Let's take a detailed look at the Iteration 2 from the log:

Iteration 2
sign = 1 1 1 1
pixel = 0.25 0.5 0.75 1
repro: pixel[2]=1061158912, blu[0] = 1060559726, blu[1] = 1049774373
intermediate = 0.28909951448440552 0.58333331346511841 0.82142859697341919 1
data = 0.050876077264547348 0.30550399422645569 0.67474496364593506 1
out = 0.050876077264547348 0.30550399422645569 0.67474496364593506 1

On x86_64 with SSE2 disabled, it looks like:

Iteration 2
sign = 1 1 1 1
pixel = 0.25 0.5 0.75 1
repro: pixel[2]=1061158912, blu[0] = 1060559726, blu[1] = 1049774373
intermediate = 0.28909951448440552 0.58333331346511841 0.82142853736877441 1
data = 0.050876077264547348 0.30550399422645569 0.67474484443664551 1
out = 0.050876077264547348 0.30550399422645569 0.67474484443664551 1

The difference of the 3rd element(at index 2) causes a test failure later.

x86_64 : intermediate[2] = 0.82142853736877441
riscv64: intermediate[2] = 0.82142859697341919

After some investigation, I found that the difference is caused by FMA(Fused Multiply-Add).

The following expression

pixel[2] * blu[0] + blu[1]

can be computed with two steps:

fmul.s <a>, <a>, <b>
fadd.s <result>,<a> , <c>

It is equivalent to round(round(a * b) + c), which is the behavior on x86_64.

However, with the current build config in this repo, gcc uses fmadd.s to compute the expr.

fmadd.s <result_register> <a> <b> <c> computes a * b + c as round(a * b + c), which is of higher precision than round(round(a * b) + c).

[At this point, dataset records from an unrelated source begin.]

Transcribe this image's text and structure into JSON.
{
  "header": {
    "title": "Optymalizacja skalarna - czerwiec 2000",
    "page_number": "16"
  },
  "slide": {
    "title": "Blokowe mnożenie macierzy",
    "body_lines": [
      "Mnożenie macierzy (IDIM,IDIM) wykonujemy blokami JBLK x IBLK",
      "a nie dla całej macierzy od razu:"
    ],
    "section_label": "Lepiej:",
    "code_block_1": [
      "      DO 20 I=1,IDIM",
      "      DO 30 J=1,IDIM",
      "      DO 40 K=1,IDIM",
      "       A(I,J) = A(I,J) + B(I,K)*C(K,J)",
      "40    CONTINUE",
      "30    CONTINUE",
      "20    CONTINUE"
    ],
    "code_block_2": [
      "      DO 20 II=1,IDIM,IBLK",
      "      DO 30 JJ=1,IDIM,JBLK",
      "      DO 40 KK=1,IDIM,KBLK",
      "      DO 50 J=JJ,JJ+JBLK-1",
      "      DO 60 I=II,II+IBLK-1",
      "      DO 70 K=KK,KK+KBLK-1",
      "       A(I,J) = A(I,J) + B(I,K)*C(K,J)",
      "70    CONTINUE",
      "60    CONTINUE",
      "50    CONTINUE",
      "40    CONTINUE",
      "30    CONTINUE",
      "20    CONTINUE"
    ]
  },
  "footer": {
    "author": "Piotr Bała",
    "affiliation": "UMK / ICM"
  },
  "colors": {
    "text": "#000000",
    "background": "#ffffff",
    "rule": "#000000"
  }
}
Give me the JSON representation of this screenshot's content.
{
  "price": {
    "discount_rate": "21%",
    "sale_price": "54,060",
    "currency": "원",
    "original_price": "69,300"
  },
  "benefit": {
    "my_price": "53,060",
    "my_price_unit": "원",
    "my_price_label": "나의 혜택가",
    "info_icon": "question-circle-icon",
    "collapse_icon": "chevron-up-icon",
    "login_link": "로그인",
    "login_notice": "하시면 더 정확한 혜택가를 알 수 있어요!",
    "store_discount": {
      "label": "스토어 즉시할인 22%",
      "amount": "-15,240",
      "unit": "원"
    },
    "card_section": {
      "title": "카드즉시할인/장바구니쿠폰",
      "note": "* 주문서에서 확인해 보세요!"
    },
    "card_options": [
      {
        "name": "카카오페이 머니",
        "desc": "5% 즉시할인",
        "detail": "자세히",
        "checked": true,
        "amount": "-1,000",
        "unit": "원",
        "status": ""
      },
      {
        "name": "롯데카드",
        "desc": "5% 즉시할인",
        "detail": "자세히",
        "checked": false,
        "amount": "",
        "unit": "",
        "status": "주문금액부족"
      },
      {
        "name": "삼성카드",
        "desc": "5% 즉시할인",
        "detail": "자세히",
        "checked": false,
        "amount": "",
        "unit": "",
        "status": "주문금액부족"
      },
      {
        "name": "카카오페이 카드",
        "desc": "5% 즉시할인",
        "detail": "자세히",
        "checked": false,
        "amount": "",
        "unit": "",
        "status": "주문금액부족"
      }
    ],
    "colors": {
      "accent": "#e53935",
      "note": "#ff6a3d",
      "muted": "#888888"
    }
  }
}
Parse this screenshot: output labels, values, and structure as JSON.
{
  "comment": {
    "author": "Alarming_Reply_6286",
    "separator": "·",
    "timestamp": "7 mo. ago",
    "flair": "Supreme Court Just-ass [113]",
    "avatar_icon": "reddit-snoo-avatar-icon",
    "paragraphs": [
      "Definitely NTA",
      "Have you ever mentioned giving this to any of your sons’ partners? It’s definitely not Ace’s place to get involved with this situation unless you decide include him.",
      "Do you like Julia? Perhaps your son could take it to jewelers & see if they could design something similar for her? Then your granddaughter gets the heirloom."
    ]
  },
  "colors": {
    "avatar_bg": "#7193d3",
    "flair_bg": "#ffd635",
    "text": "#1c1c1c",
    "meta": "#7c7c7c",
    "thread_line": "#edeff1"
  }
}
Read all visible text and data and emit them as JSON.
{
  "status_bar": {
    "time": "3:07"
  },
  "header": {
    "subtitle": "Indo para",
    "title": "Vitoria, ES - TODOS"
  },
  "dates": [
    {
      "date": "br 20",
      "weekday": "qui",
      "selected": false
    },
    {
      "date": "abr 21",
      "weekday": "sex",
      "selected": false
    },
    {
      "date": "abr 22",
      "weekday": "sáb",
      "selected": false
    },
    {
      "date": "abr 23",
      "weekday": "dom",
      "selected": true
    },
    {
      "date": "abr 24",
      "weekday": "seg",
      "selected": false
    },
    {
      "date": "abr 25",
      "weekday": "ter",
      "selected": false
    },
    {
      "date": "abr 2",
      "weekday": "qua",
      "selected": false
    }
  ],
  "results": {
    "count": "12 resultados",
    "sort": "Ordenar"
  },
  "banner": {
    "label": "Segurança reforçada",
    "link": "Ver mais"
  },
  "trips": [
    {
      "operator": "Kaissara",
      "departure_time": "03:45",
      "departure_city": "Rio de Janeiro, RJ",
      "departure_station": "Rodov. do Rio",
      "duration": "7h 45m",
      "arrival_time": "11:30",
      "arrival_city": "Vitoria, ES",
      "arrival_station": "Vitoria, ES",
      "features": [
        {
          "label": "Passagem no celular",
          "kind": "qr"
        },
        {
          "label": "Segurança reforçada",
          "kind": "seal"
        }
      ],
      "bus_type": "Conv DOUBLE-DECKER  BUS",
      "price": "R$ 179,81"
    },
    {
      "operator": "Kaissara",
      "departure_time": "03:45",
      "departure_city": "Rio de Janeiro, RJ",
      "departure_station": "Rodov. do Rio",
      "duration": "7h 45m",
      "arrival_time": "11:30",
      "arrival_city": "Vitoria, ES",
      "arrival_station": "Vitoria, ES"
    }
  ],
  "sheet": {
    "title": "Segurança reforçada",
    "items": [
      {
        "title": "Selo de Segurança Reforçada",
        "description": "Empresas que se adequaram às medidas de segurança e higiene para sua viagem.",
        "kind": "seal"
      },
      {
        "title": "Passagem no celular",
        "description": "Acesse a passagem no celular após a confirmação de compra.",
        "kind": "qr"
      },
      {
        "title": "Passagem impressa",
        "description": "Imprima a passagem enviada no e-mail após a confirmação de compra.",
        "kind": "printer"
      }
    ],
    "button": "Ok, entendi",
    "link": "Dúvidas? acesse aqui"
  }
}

And this difference finally caused the test failure.

There are several ways to fix this and I would like to ask for your opinions.

1. Adjust the expected values and error threshold in the test . In my opinion, this is the most correct solution but it will involve a lot of work.
2. Add the compiler flag: -ffp-contract=off to prevent the compiler from generating FMA instructions. Apparently this is not recommended because we will lose the benefits of the higher precision we get for free from FMA.